4. Venendo, infine, all’impugnazione proposta nell’interesse di (OMISSIS) S.p.A., il ricorrente ha eccepito, sotto un primo profilo, la nullita’ della richiesta di rinvio a giudizio e, a seguire, degli atti consequenziali: cio’ in quanto l’illecito amministrativo non sarebbe mai stato contestato formalmente al dott. (OMISSIS), liquidatore e legale rappresentante della (OMISSIS) S.p.A.. Costui, infatti, pur dopo il fallimento della societa’, conserverebbe la legittimazione processuale in relazione ai profili cautelari e sanzionatori, atteso che, pur dopo questo momento, la societa’ conserverebbe la sua soggettivita’; e per tale motivo la contestazione avrebbe dovuto essere portata a conoscenza dello stesso Dott. (OMISSIS) e non, come invece avvenuto, del curatore fallimentare della societa’ fallita. Ne’ avrebbe rilevanza il fatto che il Decreto Legislativo n. 231 del 2001, articolo 43, comma 2 consideri valida la notifica e la conoscenza dell’incolpazione al legale rappresentante della societa’ ancorche’ imputato e quindi incompatibile, considerato che, nella specie, il legale rappresentante sarebbe stato il citato dott. (OMISSIS).

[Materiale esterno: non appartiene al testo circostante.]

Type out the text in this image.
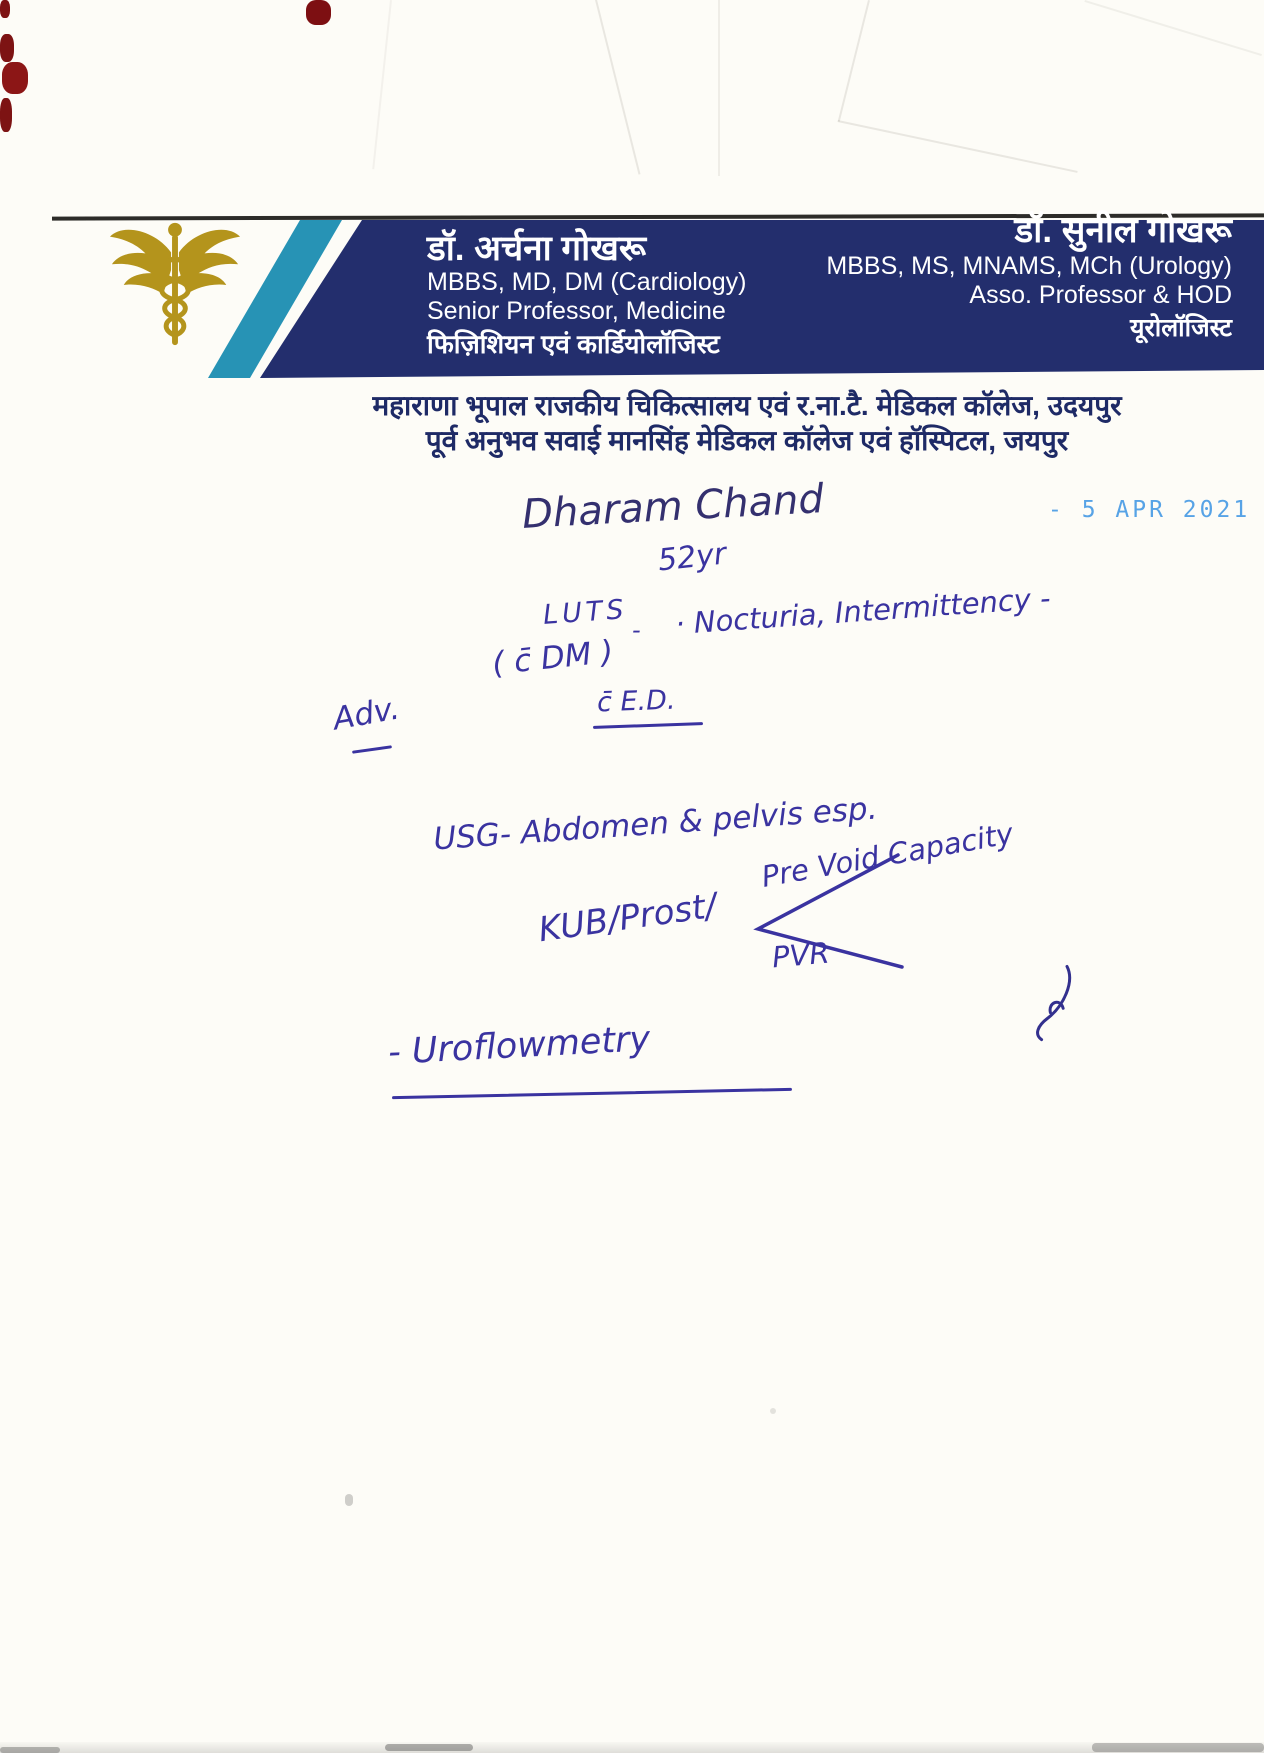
डॉ. अर्चना गोखरू
MBBS, MD, DM (Cardiology)
Senior Professor, Medicine
फिज़िशियन एवं कार्डियोलॉजिस्ट
डॉ. सुनील गोखरू
MBBS, MS, MNAMS, MCh (Urology)
Asso. Professor & HOD
यूरोलॉजिस्ट
महाराणा भूपाल राजकीय चिकित्सालय एवं र.ना.टै. मेडिकल कॉलेज, उदयपुर
पूर्व अनुभव सवाई मानसिंह मेडिकल कॉलेज एवं हॉस्पिटल, जयपुर
- 5 APR 2021
Dharam Chand
52yr
LUTS - · Nocturia, Intermittency -
( c̄ DM )
c̄ E.D.
Adv.
USG- Abdomen & pelvis esp.
KUB/Prost/
Pre Void Capacity
PVR
- Uroflowmetry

Nel merito, la difesa opina che, da un lato, in base al Decreto Legislativo n. 231 del 2001 non potrebbe configurarsi alcuna responsabilita’ amministrativa dell’ente nel caso di reato associativo finalizzato alla commissione di reati tributari e che, dall’altro lato, in ogni caso, l’illecito, quand’anche esistente, sarebbe ormai prescritto. Cio’ in quanto il sistema di contestazione del medesimo, cosi’ come il regime prescrizionale, sarebbero quelli del diritto civile e considerato che la contestazione del reato e’ stata compiuta fino al 2011, laddove i reati-scopo sarebbero stati pacificamente antecedenti, che quella dell’illecito amministrativo non sarebbe stata ritualmente svolta e che, in ogni caso, la conoscenza fattuale del procedimento da parte del ricorrente, sarebbe comunque successiva al decorso del termine prescrizionale.
4.1. Preliminare all’analisi delle questioni poste con i due motivi del ricorso introduttivo e con l’ulteriore deduzione in sede di motivi aggiunti, e’, invero, la questione della legittimazione alla proposizione dell’odierna impugnazione da parte del dott. (OMISSIS), liquidatore della (OMISSIS) S.p.A..
Sul punto, va premesso, in fatto, che la contestazione di cui al capo R) concerne l’illecito amministrativo ascritto alla predetta societa’ in relazione al delitto di associazione per delinquere commesso dal suo legale rappresentante, (OMISSIS), nell’interesse o comunque a vantaggio della societa’, senza avere previamente adottato modelli di organizzazione e di gestione idonei a prevenire delitti della specie di quello contestato al predetto capo; e che l’imputazione indica la commissione del medesimo illecito fino all’anno 2011.
Successivamente, in data 12/11/2012, il Tribunale di Brescia aveva dichiarato il fallimento della (OMISSIS) S.p.A., nominando come curatore il dott. (OMISSIS).